Everyday users can translate that into a quick self-check. The researchers suggested a “5 Cs” shorthand for early warning signs:
- Consequences: problems with sleep, mood, work/school, money, or relationships tied to use
- Cravings: stronger urges than you expected
- Continued use despite harm: you see the damage but keep going
- Compulsion or loss of control: more than planned, unable to cut back
- Coping: using becomes your main way to manage stress or emotions
That lens is substance-agnostic. A family history of psychosis elevates risk from high-THC cannabis; a cardiac condition changes the calculus for stimulants, including caffeine. Psychedelics may help some in clinical settings and destabilize others, particularly without screening or support. Who you are, how you use, and the setting often matter more than a birthday.
Zoom out, and the social fabric is part of the risk environment. Many cultures have long used psychoactives in supervised rites of passage: guided, ritualized, embedded in community norms. The benefits there often flow from structure and meaning, not the molecule alone. Harm reduction borrows that insight for modern life: meet people where they are, offer accurate information, and reduce avoidable harms. Sheila Vakharia’s The Harm Reduction Gap is a succinct primer on why this public-health approach saves lives (book).
None of this means abandon age limits. Societies set them for many reasons: developmental averages, social expectations, enforcement practicality. It does mean be honest about their basis, and don’t invoke neuroscience to defend numbers neuroscience can’t justify. If lawmakers prefer 21 to 18 for alcohol or cannabis, they should say it reflects a policy balance — not a neural finish line at 25.
Evidence can still inform the details:
- Graduated, lower-risk access models: limit high-potency products or marketing to younger adults while allowing legal, regulated access to reduce illicit-market harms
- Context-first education: teach dosing, mixing risks, and safer-use practices instead of fear scripts, particularly for college-age populations
- Screening and support: integrate brief interventions into primary care; make treatment easy to access and stigma-light via healthcare and community settings
- Equity by design: avoid policies that widen racial or socioeconomic disparities in stops, searches, or sentencing
On communication, retire the myth cleanly. Say what the science supports. Adinoff and Nunes offer more precise language: “brain development is continuous and individual specific,” “different brain regions mature at different rates,” and “there is no single biological cutoff age that determines safe or unsafe substance use.” Clear, accurate, and far harder to put on a billboard — which is precisely the point.
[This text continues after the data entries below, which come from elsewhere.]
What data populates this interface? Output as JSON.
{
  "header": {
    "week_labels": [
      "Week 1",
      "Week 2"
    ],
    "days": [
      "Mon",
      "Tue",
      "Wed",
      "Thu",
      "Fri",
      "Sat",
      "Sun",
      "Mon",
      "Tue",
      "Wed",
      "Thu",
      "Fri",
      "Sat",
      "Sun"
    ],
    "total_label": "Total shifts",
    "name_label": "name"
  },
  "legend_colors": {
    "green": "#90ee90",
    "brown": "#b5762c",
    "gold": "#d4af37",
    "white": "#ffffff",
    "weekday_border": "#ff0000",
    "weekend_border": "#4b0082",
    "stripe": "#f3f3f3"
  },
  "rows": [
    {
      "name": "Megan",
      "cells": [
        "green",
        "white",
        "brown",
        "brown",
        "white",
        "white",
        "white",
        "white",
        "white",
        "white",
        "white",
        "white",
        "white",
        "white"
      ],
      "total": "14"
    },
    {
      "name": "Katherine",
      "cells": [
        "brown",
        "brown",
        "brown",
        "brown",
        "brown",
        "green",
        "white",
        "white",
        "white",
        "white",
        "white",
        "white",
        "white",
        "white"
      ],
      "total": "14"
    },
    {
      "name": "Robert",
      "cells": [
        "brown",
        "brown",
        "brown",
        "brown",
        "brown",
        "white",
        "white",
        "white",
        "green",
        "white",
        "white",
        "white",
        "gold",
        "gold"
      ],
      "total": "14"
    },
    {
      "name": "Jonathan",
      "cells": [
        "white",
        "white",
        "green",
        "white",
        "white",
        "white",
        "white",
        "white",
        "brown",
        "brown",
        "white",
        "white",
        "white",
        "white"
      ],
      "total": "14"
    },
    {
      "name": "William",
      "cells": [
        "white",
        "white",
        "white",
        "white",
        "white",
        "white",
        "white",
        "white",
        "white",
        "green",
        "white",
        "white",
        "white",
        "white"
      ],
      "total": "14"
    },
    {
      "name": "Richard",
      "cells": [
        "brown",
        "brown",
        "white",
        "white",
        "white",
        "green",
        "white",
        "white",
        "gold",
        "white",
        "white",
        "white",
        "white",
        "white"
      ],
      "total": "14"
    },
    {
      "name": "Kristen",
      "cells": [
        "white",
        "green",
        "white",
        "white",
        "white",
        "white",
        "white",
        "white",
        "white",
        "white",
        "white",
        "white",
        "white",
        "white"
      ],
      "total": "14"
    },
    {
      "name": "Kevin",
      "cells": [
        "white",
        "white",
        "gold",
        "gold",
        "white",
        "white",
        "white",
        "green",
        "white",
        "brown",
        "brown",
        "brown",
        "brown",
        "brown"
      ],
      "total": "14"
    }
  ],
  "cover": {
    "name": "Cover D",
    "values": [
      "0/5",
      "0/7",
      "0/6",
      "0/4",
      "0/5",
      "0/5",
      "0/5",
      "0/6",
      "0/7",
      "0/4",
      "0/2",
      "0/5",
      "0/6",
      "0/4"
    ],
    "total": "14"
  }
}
The irony is that the truer story might be more compelling. Lifespan science reveals a brain that reorganizes with purpose, trading integration and specialization in different seasons of life. The Nature Communications team mapped those seasons: a childhood pivot near 9, a striking topological shift around 32, slowing change through midlife, and late-life reconfiguration. The lines we draw in civil code can learn from that complexity, even if they’ll never match it.
Policy thrives on clarity; biology on nuance. We should build rules that can hold both. The first step is easy: stop pretending a messy, beautiful organ obeys a round-number myth.